According to the present invention, the stepping motor 31 directly interlocks the rotating shaft 321 of the adjusting portion 32, and the rotating shaft 321 is rotationally switched to the first position A1 and the second position A2, and the running track of the interlocking rod 323 is changed to perform the first a swinging stroke and the second swinging stroke. The linkage rod 323 can change the position of the feeding tooth 12 to perform the horizontal reciprocating displacement by different running track, and the driving force of the vertical reciprocating displacement provided by the eccentric rod 21 can be used to make the feeding tooth 12 Two feeding strokes in the forward and reverse directions. Therefore, the feeding mechanism of the conventional sewing machine is not required to be connected to the rotating shaft through the electromagnet, and the rotating shaft 321 is directly driven by the stepping motor 31, so that the angle of rotation of the rotating shaft can be accurately controlled, thereby increasing The accuracy of the adjustment can be directly controlled by the stepping motor 31 to directly control the coarse/fine needle of the sewing machine 100, so that the sewing quality of the sewing machine is more detailed.

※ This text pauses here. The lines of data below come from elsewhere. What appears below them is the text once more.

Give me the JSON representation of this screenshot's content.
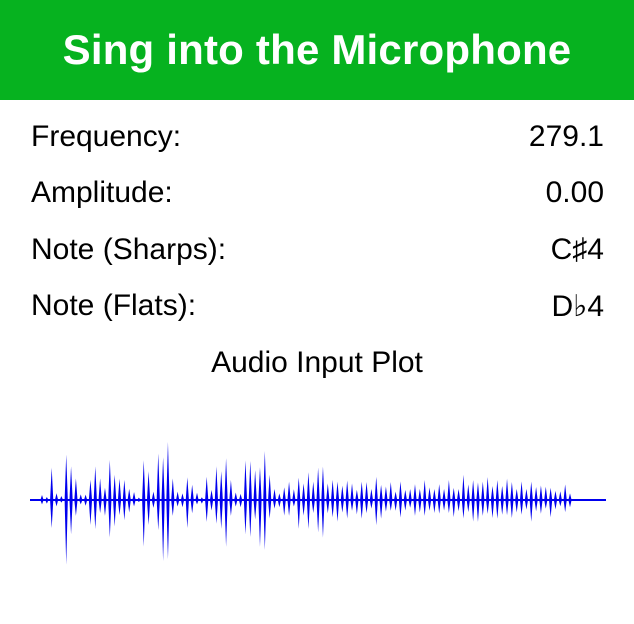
{
  "header": {
    "title": "Sing into the Microphone",
    "background_color": "#06b21f",
    "text_color": "#ffffff"
  },
  "readouts": {
    "frequency": {
      "label": "Frequency:",
      "value": "279.1"
    },
    "amplitude": {
      "label": "Amplitude:",
      "value": "0.00"
    },
    "note_sharps": {
      "label": "Note (Sharps):",
      "value": "C♯4"
    },
    "note_flats": {
      "label": "Note (Flats):",
      "value": "D♭4"
    }
  },
  "plot": {
    "title": "Audio Input Plot",
    "color": "#0000ee",
    "waveform_amplitudes": [
      0.1,
      0.05,
      0.45,
      0.12,
      0.06,
      0.9,
      0.55,
      0.3,
      0.1,
      0.08,
      0.4,
      0.55,
      0.3,
      0.22,
      0.6,
      0.5,
      0.35,
      0.28,
      0.2,
      0.12,
      0.05,
      0.65,
      0.4,
      0.15,
      0.7,
      0.85,
      0.95,
      0.3,
      0.15,
      0.1,
      0.45,
      0.25,
      0.1,
      0.05,
      0.35,
      0.2,
      0.55,
      0.4,
      0.75,
      0.3,
      0.15,
      0.1,
      0.55,
      0.7,
      0.45,
      0.65,
      0.8,
      0.35,
      0.2,
      0.1,
      0.25,
      0.3,
      0.15,
      0.4,
      0.25,
      0.55,
      0.3,
      0.45,
      0.6,
      0.25,
      0.4,
      0.3,
      0.2,
      0.35,
      0.25,
      0.2,
      0.3,
      0.25,
      0.2,
      0.35,
      0.3,
      0.22,
      0.25,
      0.15,
      0.28,
      0.2,
      0.18,
      0.22,
      0.2,
      0.3,
      0.25,
      0.18,
      0.22,
      0.2,
      0.3,
      0.24,
      0.18,
      0.35,
      0.28,
      0.3,
      0.35,
      0.3,
      0.32,
      0.25,
      0.3,
      0.28,
      0.35,
      0.25,
      0.2,
      0.28,
      0.22,
      0.3,
      0.18,
      0.26,
      0.2,
      0.24,
      0.15,
      0.12,
      0.28,
      0.1
    ]
  }
}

The present invention has been described in detail above, but the foregoing is only a preferred embodiment of the present invention, and is not intended to limit the scope of the present invention. Variations and modifications are still within the scope of the patents of the present invention.

1‧‧‧Feed structure

11‧‧‧Swing shaft

12‧‧‧ delivery teeth

2‧‧‧Vertical drive structure

21‧‧‧Eccentric rod

22‧‧‧Eccentric cam

3‧‧‧ Directional adjustment structure

31‧‧‧Stepper motor

32‧‧‧Regulatory Department

321‧‧‧ shaft

322‧‧‧Track Department

323‧‧‧ linkage rod

324‧‧‧ slider section

Claims (1)

A direct drive feeding mechanism for a sewing machine, comprising: a feeding structure, comprising a swinging shaft, and a feeding tooth pivotally disposed on the swinging shaft and being horizontally reciprocally displaced by the swinging shaft; The vertical driving structure comprises an eccentric rod connected to the feeding tooth and driven by a driving motor to perform a vertical reciprocating displacement of the feeding tooth, and an eccentric cam disposed on the eccentric rod and rotated by the eccentric rod The eccentric rod includes a main rod that is driven by the eccentric cam and driven to rotate by the driving motor, a connecting portion pivotally connected to the feeding tooth, and an eccentrically disposed end of the main rod connected to the connecting portion a secondary rod that is coupled to the feed dog to perform the vertical reciprocating displacement; and a direction adjustment structure including a stepping motor, and a rotation of the stepping motor to switch between a first position and a second a adjusting portion of the position, the adjusting portion includes a rotating shaft pivotally connected to the stepping motor, a rail portion disposed in the rotating shaft, a pivoting shaft, the eccentric cam and one end disposed on the rail portion And the linkage rod that is oscillated by the eccentric cam and the linkage rod is connected to the linkage rod and is slid back and forth in the rail portion by the linkage rod, and when the adjustment portion is located at the first position and the second position, respectively The linkage rod performs a first swinging stroke and a second swinging stroke of the slider portion, and the feeding tooth performs a forward feeding stroke when the linkage lever performs the first swinging stroke, and performs the forward feeding stroke on the linkage rod A reverse feed stroke is performed during the second swinging stroke.